Невидимые земным оком небесные эйдосы, сокрытая, пребывающая в изгнании Шехина и узкий лучик lumen naturalis, взятый на вооружение Декартом, — повсюду мы обнаруживаем следование согласованной традиции языка описания. По существу, мир невидимого давно разграфлен и локализован; невидимой инфраструктуре не хватает только режима внутренней подсветки, а в остальном невидимое вполне представимо и даже некоторым образом имманентно порядку явлений. И Беркли, и Кант понимают данность опыта как проецируемую видимость (Беркли как «проецируемую свыше», а Кант просто как преднаходимую). Заманчиво пойти по легкому пути: довообразить и достроить невидимую составляющую. Именно этим, согласно Канту, и занимается разум в своем трансцендентном применении (то есть за пределами собственной компетенции). Отсюда, между прочим, следует, что «невидимое» есть гораздо более слабая степень трансцендентности, чем «неслышимое».

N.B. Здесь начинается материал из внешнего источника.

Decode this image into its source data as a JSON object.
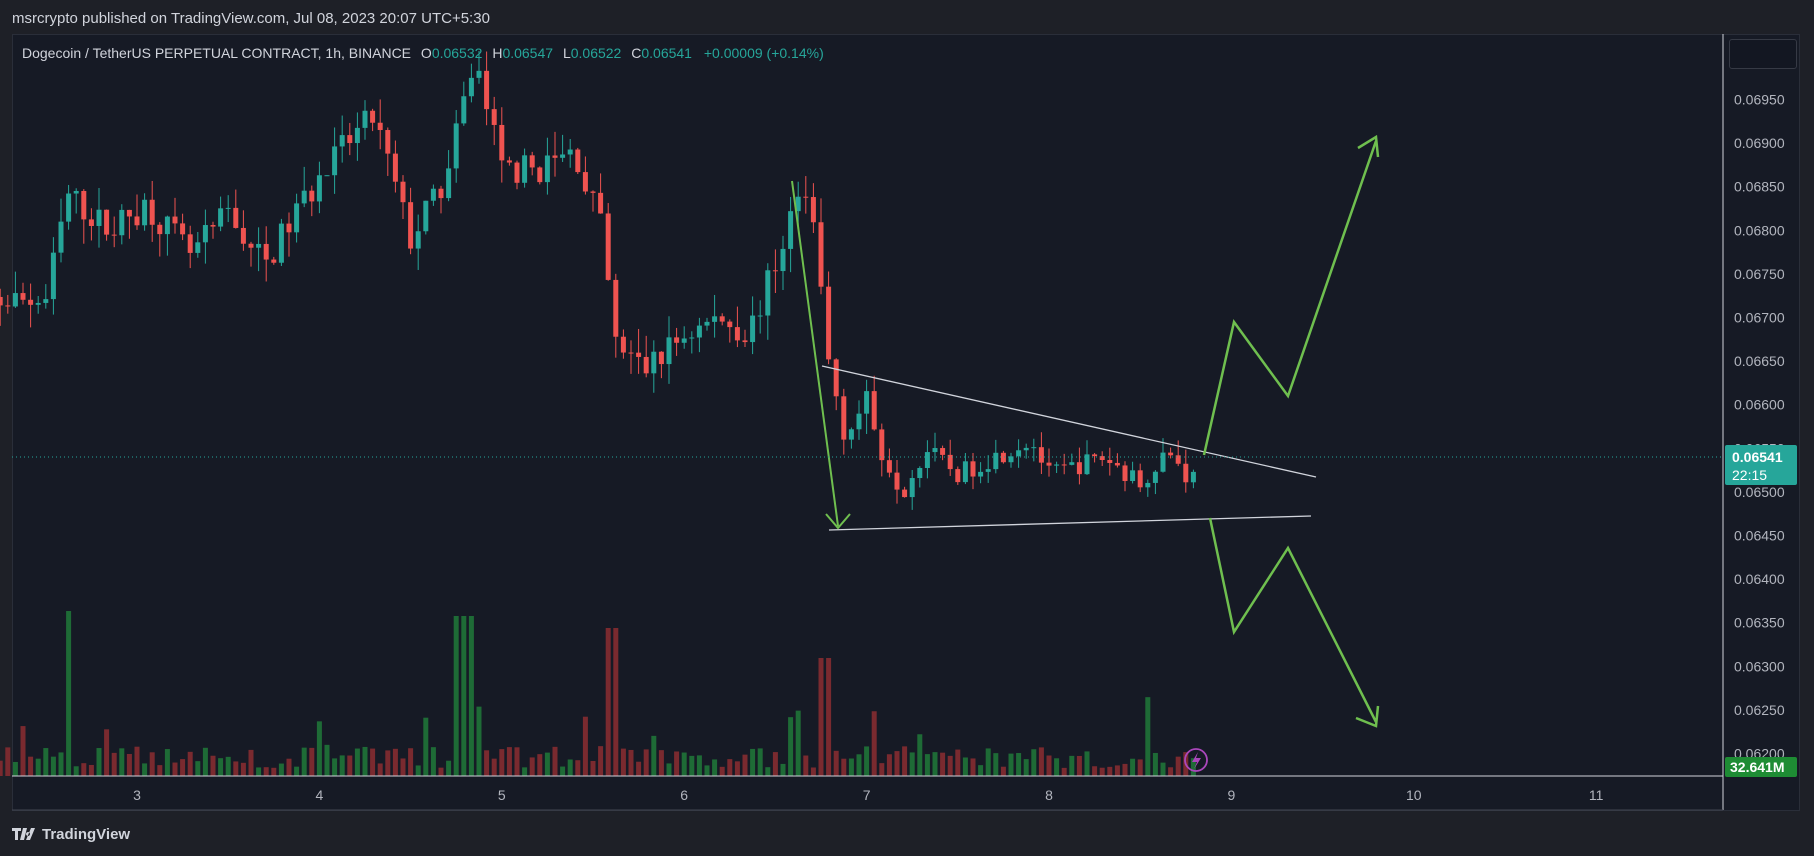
{
  "header": {
    "published_by": "msrcrypto published on TradingView.com, Jul 08, 2023 20:07 UTC+5:30"
  },
  "legend": {
    "symbol": "Dogecoin / TetherUS PERPETUAL CONTRACT, 1h, BINANCE",
    "o_label": "O",
    "o_value": "0.06532",
    "h_label": "H",
    "h_value": "0.06547",
    "l_label": "L",
    "l_value": "0.06522",
    "c_label": "C",
    "c_value": "0.06541",
    "change": "+0.00009 (+0.14%)"
  },
  "footer": {
    "brand": "TradingView"
  },
  "colors": {
    "up": "#26a69a",
    "down": "#ef5350",
    "vol_up": "#1e6b36",
    "vol_down": "#7a2a2f",
    "drawing": "#6fbf4f",
    "trendline": "#d1d4dc",
    "price_tag": "#26a69a",
    "volume_tag": "#1e8c34",
    "alert_icon": "#ab47bc"
  },
  "chart_data": {
    "type": "candlestick",
    "interval": "1h",
    "symbol": "Dogecoin / TetherUS PERPETUAL CONTRACT",
    "exchange": "BINANCE",
    "x_ticks": [
      "3",
      "4",
      "5",
      "6",
      "7",
      "8",
      "9",
      "10",
      "11"
    ],
    "y_ticks": [
      "0.06200",
      "0.06250",
      "0.06300",
      "0.06350",
      "0.06400",
      "0.06450",
      "0.06500",
      "0.06550",
      "0.06600",
      "0.06650",
      "0.06700",
      "0.06750",
      "0.06800",
      "0.06850",
      "0.06900",
      "0.06950"
    ],
    "ylim": [
      0.0618,
      0.0699
    ],
    "grid": false,
    "last_price": "0.06541",
    "countdown": "22:15",
    "volume_label": "32.641M",
    "keypoints": [
      {
        "t": 2.0,
        "p": 0.0671
      },
      {
        "t": 2.3,
        "p": 0.0672
      },
      {
        "t": 2.5,
        "p": 0.0672
      },
      {
        "t": 2.62,
        "p": 0.0684
      },
      {
        "t": 2.85,
        "p": 0.068
      },
      {
        "t": 3.05,
        "p": 0.0683
      },
      {
        "t": 3.3,
        "p": 0.0677
      },
      {
        "t": 3.5,
        "p": 0.0682
      },
      {
        "t": 3.7,
        "p": 0.0676
      },
      {
        "t": 3.9,
        "p": 0.0683
      },
      {
        "t": 4.15,
        "p": 0.069
      },
      {
        "t": 4.3,
        "p": 0.0693
      },
      {
        "t": 4.5,
        "p": 0.0679
      },
      {
        "t": 4.7,
        "p": 0.0686
      },
      {
        "t": 4.85,
        "p": 0.07
      },
      {
        "t": 5.0,
        "p": 0.0687
      },
      {
        "t": 5.2,
        "p": 0.0687
      },
      {
        "t": 5.4,
        "p": 0.0689
      },
      {
        "t": 5.55,
        "p": 0.068
      },
      {
        "t": 5.62,
        "p": 0.0667
      },
      {
        "t": 5.78,
        "p": 0.0664
      },
      {
        "t": 6.0,
        "p": 0.0668
      },
      {
        "t": 6.2,
        "p": 0.067
      },
      {
        "t": 6.35,
        "p": 0.0668
      },
      {
        "t": 6.5,
        "p": 0.0676
      },
      {
        "t": 6.62,
        "p": 0.0684
      },
      {
        "t": 6.72,
        "p": 0.068
      },
      {
        "t": 6.78,
        "p": 0.0666
      },
      {
        "t": 6.88,
        "p": 0.0657
      },
      {
        "t": 7.0,
        "p": 0.066
      },
      {
        "t": 7.1,
        "p": 0.0654
      },
      {
        "t": 7.2,
        "p": 0.065
      },
      {
        "t": 7.32,
        "p": 0.0655
      },
      {
        "t": 7.5,
        "p": 0.0652
      },
      {
        "t": 7.7,
        "p": 0.0654
      },
      {
        "t": 7.9,
        "p": 0.0656
      },
      {
        "t": 8.0,
        "p": 0.0652
      },
      {
        "t": 8.15,
        "p": 0.0653
      },
      {
        "t": 8.3,
        "p": 0.0654
      },
      {
        "t": 8.5,
        "p": 0.0651
      },
      {
        "t": 8.65,
        "p": 0.0655
      },
      {
        "t": 8.78,
        "p": 0.0651
      },
      {
        "t": 8.82,
        "p": 0.0654
      }
    ]
  }
}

Существуют веские основания для того, чтобы трактовать истинное бытие как неслышимое. Почему бы и в самом деле не обратиться к неслышимой музыке сфер, к не улавливаемой перцептивными датчиками трансляции Зова, наконец, к реверберации Творящих Глаголов, которыми и был создан мир? Вся глубинная и вершинная инфрамузыка предстала бы как background узкого озвученного участка земной музыки, музыки «ficta». Подстановка «неслышимого» вместо «невидимого» открывает новую ипостась философии, крайне непривычную для homo sapiens. Ибо «человек разумный» отнюдь не привходящим образом может быть охарактеризован и как «человек немузыкальный», не способный запеленговать первоисточники зова в засоренном резонаторе избыточного, непрошеного восприятия.

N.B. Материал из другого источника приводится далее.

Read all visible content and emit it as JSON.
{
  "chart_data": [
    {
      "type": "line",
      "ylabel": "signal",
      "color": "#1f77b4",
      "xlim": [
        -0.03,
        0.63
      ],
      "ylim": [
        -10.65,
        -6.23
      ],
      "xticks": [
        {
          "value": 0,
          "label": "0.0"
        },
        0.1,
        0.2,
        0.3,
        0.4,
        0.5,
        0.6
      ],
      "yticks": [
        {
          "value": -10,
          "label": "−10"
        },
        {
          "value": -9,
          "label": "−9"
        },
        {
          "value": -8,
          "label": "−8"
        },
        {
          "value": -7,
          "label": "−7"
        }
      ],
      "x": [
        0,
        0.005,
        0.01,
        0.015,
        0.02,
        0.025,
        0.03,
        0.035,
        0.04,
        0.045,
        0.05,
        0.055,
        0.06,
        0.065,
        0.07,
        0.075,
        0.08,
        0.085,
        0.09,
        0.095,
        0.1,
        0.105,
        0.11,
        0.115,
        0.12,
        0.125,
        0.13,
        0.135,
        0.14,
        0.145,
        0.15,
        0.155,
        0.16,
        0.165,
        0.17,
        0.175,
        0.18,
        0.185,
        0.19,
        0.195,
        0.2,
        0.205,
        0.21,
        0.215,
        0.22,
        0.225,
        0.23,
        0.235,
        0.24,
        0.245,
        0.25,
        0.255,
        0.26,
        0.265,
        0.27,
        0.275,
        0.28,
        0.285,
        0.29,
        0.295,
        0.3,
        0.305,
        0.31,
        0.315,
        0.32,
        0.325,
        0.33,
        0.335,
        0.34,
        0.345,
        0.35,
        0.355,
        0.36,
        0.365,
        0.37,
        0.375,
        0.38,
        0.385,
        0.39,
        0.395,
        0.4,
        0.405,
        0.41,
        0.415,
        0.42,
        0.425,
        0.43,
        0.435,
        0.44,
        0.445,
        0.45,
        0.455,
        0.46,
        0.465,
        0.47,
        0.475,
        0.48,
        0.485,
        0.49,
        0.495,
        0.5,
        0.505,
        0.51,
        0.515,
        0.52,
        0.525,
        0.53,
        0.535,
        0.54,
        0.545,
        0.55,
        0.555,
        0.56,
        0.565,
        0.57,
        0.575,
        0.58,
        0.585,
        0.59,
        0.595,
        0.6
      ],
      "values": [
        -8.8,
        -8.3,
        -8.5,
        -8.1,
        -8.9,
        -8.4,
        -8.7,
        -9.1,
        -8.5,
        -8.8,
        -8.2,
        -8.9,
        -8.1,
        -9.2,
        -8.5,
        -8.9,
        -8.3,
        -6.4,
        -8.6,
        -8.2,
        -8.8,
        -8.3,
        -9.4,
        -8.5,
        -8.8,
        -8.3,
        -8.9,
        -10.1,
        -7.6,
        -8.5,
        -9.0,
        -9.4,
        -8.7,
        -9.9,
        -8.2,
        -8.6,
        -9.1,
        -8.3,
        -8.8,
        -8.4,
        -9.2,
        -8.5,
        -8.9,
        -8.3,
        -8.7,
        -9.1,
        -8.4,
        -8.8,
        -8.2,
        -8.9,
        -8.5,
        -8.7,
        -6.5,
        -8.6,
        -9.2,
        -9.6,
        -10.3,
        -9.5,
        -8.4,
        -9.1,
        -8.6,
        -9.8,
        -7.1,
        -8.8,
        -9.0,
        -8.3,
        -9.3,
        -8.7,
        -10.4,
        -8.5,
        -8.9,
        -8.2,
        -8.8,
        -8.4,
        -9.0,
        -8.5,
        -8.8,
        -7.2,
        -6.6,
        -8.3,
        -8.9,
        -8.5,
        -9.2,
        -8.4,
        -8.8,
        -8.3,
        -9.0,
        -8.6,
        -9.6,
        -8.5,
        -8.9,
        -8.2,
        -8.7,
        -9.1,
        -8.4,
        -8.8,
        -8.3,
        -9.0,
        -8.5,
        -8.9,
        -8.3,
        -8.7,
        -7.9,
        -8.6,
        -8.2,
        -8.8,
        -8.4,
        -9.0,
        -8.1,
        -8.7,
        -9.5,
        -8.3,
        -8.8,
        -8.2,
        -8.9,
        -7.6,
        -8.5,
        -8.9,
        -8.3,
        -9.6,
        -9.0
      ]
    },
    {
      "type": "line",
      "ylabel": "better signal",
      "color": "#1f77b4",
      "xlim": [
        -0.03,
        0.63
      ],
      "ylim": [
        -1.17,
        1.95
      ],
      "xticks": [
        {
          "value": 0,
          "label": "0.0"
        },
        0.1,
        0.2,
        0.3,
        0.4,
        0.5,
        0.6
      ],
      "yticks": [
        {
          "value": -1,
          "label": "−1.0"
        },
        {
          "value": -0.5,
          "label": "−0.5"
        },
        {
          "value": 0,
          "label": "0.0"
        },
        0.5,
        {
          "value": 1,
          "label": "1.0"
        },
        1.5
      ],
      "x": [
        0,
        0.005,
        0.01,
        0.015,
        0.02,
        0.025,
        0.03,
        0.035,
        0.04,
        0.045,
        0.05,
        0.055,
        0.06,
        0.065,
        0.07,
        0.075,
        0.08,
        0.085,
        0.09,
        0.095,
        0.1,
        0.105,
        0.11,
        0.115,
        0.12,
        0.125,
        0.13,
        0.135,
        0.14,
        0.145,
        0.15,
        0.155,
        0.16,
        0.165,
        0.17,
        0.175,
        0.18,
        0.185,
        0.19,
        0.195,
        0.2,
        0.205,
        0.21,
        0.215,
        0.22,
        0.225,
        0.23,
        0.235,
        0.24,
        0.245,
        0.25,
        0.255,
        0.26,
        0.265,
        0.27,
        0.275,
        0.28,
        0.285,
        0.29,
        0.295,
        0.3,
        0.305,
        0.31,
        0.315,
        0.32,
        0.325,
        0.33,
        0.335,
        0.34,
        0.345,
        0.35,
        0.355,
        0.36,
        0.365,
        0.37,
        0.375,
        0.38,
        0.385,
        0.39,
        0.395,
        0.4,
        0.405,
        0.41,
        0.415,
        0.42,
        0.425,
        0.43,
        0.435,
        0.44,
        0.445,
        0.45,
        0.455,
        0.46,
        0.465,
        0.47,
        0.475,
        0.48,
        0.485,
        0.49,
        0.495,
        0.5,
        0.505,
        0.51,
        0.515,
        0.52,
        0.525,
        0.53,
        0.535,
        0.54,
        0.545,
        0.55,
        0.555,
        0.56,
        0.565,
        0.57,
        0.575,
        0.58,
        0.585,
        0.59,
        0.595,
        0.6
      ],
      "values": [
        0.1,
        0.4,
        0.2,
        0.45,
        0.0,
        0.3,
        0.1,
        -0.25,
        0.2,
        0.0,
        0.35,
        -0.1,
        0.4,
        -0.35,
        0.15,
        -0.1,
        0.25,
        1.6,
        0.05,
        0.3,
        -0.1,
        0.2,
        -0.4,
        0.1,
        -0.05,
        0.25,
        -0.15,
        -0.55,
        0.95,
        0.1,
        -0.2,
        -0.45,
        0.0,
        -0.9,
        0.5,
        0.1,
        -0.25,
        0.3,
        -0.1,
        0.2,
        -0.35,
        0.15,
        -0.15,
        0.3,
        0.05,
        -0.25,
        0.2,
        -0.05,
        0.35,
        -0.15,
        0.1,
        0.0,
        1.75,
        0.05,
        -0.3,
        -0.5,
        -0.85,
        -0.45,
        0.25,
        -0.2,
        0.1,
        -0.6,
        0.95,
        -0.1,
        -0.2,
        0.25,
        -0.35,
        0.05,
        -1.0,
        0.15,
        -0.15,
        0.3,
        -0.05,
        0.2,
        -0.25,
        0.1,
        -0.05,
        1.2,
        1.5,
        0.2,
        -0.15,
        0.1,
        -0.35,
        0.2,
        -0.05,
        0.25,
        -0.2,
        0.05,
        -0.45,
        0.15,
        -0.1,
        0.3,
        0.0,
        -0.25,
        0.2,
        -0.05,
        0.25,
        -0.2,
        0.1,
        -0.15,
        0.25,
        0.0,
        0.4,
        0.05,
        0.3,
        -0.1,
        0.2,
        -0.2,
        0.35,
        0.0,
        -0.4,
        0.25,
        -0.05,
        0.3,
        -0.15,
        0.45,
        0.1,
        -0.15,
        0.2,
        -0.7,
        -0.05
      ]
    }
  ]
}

Трагедия «немузыкальности» сказывается во всем. Взять пресловутые эйдосы, небесные эталоны земных вещей — теория Платона избавилась бы от многих трудностей и недоразумений, если бы отказалась от представления о непременной картинке, погруженной в невидимость[114]. Ведь одно дело прекрасный горшок, кувшин, прекрасная девушка и прекрасная кобылица — тут на помощь сразу приходит визуальный образ оригинала. Но если речь идет о мужестве и справедливости или о прекрасном самом по себе, «картинка» не только не срабатывает, но и вводит в заблуждение. Например, небесным образцом справедливости скорее будет неслышимое созвучие, а не сверкающие грани бриллианта; эталоном рассудительности, блага, уже упоминавшегося равновесия и даже единого самого по себе также будет нечто из сферы неслышимого, трансцендентная симфония, отзвуки которой иногда удается уловить и посюсторонней музыке.